Moreover, most of the job losses came in the manufacturing and construction sector, while the much larger services sector actually added 90k jobs. And the private household employment component of the report soared, after two months of losses. Hardly the stuff of recession.
Yesterday I mentioned that although the media had declared it a foregone conclusion that the economy was in recession, the data simply didn't support that notion. Today's data goes even a step further towards that argument, and the odds of an official recession are falling by the day. (note: the odds on Intrade for a recession have fallen below 25%)
I got some flack for my call yesterday, but it was all from people in the real estate sector. So let's be clear: there IS a real estate recession going on, and it is severe. The credit crunch on Wall St. has also made it very tough for anyone in the lending business. But outside of those areas, there simply isn't enough weakness to drag the entire U.S. economy into a full blow recession. Are we clear?

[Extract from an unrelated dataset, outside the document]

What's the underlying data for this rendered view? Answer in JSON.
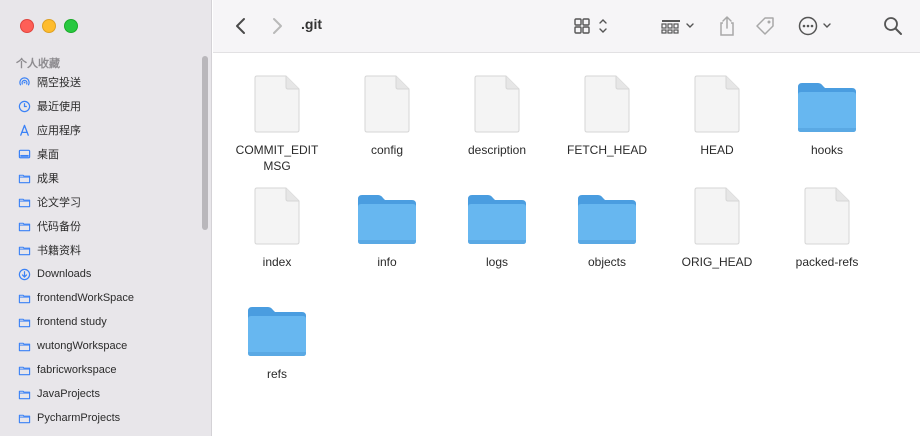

And with the government rebate checks in the mail, consumer spending is about to get a big shot in the arm. That should boost Q2 and Q3 GDP. So if you need two consecutive quarters of negative GDP to declare recession, and we didn't even see negative GDP in Q1, it is becoming increasingly difficult to see we get to recession.
Separately, the Fed announced this morning another step toward coordinated efforts with European Central Banks to increase liquidity and stem the credit crunch. It said it is increasing its TAF facility to $150 billion from $100 billion.
The dollar is up this morning on the above news, with both the Yen and the Euro lower. Despite the rise in the dollar, oil is moving higher, back up to $115. This is supporting a big bounce in all of the energy and commodity stocks and weighing on tech.
Money is also flowing out of bonds, leading to lower prices and higher yields in fixed income. The 10-year yield is spiking 11 basis points to 3.86%.